A recently released decision of the Canadian Human Rights Tribunal indicates that the Tribunal will hear argument with respect to the "normal age of retirement" for 45 pilots reaching the age of 60 outside of the period considered in the earlier cases. The series of Air Canada cases which came before the Canadian Human Rights Tribunal and the Federal Court were founded on section 15(1)(c) of the Canadian Human Rights Act ("CHRA"), which permitted a federally-regulated employer to terminate an employee based on age if it was the "normal age of retirement for employees working in positions similar to the position of that individual".  The Federal Court upheld the constitutionality of the section in 2012, and the leave to appeal to the Supreme Court was denied in 2013.  This section of the CHRA was subsequently repealed by Parliament in December 2012 and Air Canada consequently ceased requiring retirement at 60.  
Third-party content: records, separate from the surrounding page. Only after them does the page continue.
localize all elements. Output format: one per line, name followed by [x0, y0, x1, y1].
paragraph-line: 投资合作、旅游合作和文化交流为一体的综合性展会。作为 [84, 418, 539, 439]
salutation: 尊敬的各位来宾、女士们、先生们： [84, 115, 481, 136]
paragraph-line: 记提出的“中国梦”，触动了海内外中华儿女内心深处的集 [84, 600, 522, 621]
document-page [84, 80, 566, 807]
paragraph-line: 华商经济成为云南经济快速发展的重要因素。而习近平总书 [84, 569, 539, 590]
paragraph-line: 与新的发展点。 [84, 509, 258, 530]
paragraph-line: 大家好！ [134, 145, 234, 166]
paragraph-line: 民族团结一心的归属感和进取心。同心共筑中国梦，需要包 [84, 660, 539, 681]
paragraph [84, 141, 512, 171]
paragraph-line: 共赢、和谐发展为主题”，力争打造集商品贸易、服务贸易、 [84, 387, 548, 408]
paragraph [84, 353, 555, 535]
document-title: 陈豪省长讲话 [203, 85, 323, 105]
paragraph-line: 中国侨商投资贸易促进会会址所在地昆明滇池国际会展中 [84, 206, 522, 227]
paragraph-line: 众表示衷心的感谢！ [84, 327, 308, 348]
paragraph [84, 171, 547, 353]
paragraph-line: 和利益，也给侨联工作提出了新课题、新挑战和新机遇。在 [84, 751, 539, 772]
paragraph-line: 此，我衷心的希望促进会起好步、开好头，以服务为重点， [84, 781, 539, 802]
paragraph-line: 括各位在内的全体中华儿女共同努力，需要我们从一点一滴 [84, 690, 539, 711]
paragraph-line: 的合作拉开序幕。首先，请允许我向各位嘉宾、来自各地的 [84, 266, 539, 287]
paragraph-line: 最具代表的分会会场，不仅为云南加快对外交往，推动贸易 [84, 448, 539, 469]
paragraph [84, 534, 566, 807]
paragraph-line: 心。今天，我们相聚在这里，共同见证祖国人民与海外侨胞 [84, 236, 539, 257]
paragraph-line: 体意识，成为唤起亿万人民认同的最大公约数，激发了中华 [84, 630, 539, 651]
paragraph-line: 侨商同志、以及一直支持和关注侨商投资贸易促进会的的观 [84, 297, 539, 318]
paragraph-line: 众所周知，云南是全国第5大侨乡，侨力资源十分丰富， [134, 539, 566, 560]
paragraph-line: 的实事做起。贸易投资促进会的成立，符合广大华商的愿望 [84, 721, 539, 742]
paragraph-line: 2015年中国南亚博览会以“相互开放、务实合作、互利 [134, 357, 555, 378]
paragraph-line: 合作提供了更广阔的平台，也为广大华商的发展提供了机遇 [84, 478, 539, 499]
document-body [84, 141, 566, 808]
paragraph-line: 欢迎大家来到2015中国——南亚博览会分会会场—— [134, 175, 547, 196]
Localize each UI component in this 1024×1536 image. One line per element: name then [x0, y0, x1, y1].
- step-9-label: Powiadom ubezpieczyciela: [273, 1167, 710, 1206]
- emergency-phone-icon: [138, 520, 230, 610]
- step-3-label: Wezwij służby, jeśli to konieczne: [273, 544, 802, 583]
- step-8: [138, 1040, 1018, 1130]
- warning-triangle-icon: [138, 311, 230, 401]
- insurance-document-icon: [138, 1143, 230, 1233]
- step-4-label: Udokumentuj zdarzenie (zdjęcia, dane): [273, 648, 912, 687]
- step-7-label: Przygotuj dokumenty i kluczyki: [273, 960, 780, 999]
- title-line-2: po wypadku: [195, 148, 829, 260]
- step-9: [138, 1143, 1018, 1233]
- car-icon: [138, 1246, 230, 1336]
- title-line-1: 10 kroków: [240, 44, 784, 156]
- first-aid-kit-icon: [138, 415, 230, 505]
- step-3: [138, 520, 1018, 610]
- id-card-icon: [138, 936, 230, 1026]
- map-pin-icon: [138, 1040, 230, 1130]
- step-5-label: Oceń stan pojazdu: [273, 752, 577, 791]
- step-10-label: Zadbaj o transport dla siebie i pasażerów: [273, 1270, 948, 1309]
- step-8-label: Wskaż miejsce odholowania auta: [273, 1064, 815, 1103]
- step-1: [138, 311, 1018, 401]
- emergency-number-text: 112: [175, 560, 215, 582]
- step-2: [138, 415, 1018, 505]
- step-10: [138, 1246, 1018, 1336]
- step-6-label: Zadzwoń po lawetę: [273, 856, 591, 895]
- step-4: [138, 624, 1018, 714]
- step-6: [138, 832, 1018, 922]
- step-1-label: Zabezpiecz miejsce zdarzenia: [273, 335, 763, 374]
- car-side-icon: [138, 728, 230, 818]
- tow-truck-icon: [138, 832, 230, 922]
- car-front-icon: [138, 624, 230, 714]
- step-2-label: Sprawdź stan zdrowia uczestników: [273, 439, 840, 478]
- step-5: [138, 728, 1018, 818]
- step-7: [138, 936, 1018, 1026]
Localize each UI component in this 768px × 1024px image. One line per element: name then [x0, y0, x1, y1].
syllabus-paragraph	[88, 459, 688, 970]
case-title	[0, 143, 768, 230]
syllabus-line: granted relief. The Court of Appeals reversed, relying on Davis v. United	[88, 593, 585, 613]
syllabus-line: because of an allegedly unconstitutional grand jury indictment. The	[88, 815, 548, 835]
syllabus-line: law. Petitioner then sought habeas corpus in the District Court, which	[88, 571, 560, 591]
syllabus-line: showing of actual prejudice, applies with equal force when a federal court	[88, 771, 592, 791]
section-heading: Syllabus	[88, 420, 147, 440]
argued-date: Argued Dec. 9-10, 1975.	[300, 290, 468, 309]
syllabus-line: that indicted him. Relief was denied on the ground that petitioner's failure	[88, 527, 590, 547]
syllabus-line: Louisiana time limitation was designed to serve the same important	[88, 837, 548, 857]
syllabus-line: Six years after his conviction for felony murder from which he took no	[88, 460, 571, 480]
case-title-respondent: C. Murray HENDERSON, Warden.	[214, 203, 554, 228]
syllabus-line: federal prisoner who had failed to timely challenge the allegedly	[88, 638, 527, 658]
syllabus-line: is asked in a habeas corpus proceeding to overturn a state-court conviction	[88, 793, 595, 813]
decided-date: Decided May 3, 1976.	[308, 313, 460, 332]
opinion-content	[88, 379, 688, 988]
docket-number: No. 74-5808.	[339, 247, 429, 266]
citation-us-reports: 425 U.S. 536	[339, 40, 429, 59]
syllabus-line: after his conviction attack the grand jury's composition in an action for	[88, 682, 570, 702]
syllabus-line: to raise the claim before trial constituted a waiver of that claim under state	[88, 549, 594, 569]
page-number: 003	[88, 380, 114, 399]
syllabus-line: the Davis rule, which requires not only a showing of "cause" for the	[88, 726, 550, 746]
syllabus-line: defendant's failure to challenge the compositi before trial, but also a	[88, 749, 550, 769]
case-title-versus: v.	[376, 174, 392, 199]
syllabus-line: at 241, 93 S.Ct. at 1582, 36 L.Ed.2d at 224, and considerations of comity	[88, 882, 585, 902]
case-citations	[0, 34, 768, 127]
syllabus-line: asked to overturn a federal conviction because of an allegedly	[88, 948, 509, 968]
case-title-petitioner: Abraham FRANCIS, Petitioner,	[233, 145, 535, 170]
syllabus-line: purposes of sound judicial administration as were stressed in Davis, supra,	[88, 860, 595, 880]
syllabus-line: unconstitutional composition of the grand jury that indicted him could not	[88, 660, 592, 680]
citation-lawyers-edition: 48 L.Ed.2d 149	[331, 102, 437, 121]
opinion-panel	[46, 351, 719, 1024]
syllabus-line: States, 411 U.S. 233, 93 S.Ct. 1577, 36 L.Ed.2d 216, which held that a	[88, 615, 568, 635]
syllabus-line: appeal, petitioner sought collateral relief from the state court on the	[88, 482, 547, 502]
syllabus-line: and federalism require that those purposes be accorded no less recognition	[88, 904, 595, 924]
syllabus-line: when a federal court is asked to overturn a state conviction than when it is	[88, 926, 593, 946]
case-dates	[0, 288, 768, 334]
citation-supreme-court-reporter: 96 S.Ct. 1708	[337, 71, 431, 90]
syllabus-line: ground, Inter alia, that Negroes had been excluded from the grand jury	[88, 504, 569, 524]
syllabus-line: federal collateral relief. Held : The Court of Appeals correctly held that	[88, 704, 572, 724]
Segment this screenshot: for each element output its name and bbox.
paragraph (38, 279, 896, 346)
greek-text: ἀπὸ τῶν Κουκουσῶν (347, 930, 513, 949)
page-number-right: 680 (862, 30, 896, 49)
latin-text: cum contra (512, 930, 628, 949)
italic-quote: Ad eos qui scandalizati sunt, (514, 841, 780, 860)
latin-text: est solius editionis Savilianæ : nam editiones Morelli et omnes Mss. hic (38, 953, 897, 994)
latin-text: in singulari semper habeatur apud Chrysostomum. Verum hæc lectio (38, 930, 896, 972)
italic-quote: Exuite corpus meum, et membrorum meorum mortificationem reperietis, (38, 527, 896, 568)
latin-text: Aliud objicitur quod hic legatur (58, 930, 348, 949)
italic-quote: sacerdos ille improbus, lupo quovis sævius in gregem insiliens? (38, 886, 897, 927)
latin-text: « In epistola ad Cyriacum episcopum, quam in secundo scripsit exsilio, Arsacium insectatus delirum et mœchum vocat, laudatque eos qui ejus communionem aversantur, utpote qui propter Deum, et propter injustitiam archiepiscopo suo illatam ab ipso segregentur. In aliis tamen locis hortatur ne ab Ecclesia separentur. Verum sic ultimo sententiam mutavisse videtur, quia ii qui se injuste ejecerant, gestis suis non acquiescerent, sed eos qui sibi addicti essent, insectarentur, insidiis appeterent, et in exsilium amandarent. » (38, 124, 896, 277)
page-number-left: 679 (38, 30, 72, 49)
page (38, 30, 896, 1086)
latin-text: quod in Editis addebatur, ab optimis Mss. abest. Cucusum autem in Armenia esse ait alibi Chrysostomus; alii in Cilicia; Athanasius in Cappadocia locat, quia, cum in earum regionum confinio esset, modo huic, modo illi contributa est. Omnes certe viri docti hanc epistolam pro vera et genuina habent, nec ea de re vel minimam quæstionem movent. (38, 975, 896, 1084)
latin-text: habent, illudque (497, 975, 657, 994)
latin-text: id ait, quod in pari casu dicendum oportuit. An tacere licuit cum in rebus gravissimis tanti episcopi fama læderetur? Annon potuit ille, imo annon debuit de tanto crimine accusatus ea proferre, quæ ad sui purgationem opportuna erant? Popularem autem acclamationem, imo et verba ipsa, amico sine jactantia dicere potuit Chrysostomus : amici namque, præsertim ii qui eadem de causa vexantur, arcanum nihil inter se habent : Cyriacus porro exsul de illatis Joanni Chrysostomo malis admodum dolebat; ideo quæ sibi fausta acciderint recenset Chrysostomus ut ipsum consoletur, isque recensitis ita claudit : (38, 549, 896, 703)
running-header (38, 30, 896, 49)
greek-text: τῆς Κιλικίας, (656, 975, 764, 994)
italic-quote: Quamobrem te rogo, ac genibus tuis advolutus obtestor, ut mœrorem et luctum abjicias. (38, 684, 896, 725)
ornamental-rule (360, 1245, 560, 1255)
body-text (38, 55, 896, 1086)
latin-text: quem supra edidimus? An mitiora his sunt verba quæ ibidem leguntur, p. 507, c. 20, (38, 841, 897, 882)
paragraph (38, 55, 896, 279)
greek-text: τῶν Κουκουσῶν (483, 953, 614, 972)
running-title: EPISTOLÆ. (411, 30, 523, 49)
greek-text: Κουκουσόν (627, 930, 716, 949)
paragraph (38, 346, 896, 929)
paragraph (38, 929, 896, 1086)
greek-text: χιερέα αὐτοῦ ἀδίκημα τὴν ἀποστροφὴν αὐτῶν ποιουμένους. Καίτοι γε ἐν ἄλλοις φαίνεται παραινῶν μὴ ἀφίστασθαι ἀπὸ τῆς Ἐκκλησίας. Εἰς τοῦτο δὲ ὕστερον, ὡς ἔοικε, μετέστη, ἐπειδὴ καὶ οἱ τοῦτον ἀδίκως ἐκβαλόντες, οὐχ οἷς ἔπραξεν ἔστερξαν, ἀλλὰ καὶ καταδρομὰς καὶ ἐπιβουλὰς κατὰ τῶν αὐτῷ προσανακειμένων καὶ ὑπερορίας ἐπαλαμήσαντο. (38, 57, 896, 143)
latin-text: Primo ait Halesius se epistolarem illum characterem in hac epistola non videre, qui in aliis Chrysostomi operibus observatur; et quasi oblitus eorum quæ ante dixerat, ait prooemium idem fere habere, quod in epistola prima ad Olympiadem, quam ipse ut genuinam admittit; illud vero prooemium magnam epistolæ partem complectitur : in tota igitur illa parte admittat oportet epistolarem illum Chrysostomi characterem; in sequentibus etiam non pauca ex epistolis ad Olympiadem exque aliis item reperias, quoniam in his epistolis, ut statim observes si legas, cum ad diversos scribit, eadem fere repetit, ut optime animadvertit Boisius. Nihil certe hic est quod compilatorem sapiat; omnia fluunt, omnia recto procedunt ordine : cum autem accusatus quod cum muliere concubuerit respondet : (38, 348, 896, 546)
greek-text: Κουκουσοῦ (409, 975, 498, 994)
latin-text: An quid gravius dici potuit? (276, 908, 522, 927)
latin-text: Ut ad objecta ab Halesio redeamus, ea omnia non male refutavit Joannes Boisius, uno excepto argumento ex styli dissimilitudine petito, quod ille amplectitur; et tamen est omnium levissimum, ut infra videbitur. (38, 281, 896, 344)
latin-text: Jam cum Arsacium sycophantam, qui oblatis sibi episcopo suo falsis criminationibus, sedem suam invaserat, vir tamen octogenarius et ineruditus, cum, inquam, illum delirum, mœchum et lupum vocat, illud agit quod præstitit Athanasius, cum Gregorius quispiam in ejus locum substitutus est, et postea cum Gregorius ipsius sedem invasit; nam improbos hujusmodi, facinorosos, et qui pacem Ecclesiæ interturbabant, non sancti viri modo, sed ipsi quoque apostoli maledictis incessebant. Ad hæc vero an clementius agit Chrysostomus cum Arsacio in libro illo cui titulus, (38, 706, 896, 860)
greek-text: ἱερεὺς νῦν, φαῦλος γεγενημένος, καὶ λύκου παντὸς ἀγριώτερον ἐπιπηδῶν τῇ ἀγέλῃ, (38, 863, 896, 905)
In Alberta, and now, federally, following the change to the CHRA, the application of mandatory retirement policies will result in discrimination on the basis of age, a protected characteristic under human rights legislation.  Unless the policy can be proven to be based on a bona fide occupational requirement, discrimination will be found, exposing the employer to a damages award, back pay, and potentially, reinstatement.

[91] There is no factual or evidentiary record before the Tribunal regarding the normal age of retirement from 2010 to 2012. Section 50(1) of the CHRA requires the Tribunal to “give all parties to whom notice has been given a full and ample opportunity…to appear at the inquiry, present evidence and make representations.” For the complainants in this matter who turned 60 after December 31, 2009, the CHRA compels us to give them the opportunity to be heard.